Here we consider the strings composed of only characters ‘A’, ‘C’, ‘G’ and ‘T’. In the alphabetical order, ‘A’ is in front of ‘C’, ‘C’ is in front of ‘G’, and ‘G’ is in front of ‘T’. The “unsortedness” of a string is the number of pairs of characters that are out of alphabetical order with respect to each other. For example, the “unsortedness” of “ACACA” is 3, because the first ‘C’ is in front of two ‘A’s, and the second ‘C’ is in front of one ‘A’.
Given N strings, sort them in the ascending order of strings’ “unsortedness”. For example, given “AACATGAAGG” and “CCCGGGGGGA”, output
CCCGGGGGGA
AACATGAAGG
because the unsortedness of “AACATGAAGG” is 3+5+2=10, and the unsortedness of “CCCGGGGGGA” is 9.

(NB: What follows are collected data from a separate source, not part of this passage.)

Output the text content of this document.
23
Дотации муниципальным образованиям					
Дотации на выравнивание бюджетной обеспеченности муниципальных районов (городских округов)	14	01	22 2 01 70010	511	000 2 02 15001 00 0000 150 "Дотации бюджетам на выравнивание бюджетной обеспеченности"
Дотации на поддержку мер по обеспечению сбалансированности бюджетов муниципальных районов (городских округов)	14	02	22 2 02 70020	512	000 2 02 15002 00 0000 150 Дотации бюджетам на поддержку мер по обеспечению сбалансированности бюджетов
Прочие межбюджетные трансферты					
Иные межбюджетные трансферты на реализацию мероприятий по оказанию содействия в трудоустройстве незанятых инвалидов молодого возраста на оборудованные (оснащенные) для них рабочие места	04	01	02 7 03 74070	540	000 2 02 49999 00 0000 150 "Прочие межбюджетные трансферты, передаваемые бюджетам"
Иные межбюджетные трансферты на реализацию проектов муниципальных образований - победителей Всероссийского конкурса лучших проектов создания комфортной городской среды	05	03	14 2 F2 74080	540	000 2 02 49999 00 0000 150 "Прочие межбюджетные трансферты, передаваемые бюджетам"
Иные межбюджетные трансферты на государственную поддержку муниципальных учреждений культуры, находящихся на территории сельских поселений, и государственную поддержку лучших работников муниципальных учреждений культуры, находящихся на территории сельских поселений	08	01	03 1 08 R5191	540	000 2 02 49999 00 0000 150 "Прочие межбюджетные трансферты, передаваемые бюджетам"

The input includes multiple test cases. In each test case, the first line contains two integers, N and L, which indicate the number of strings, and the length of every string. (1 <= N <= 105, 1 <= L <= 10.) The next N lines follow. Every line contains one string composed of the characters ‘A’, ‘C’, ‘G’ and ‘T’.
For each test case, output the sorted results in N lines, one string per line. If the unsortedness of two strings are the same, sort them in lexicographically order.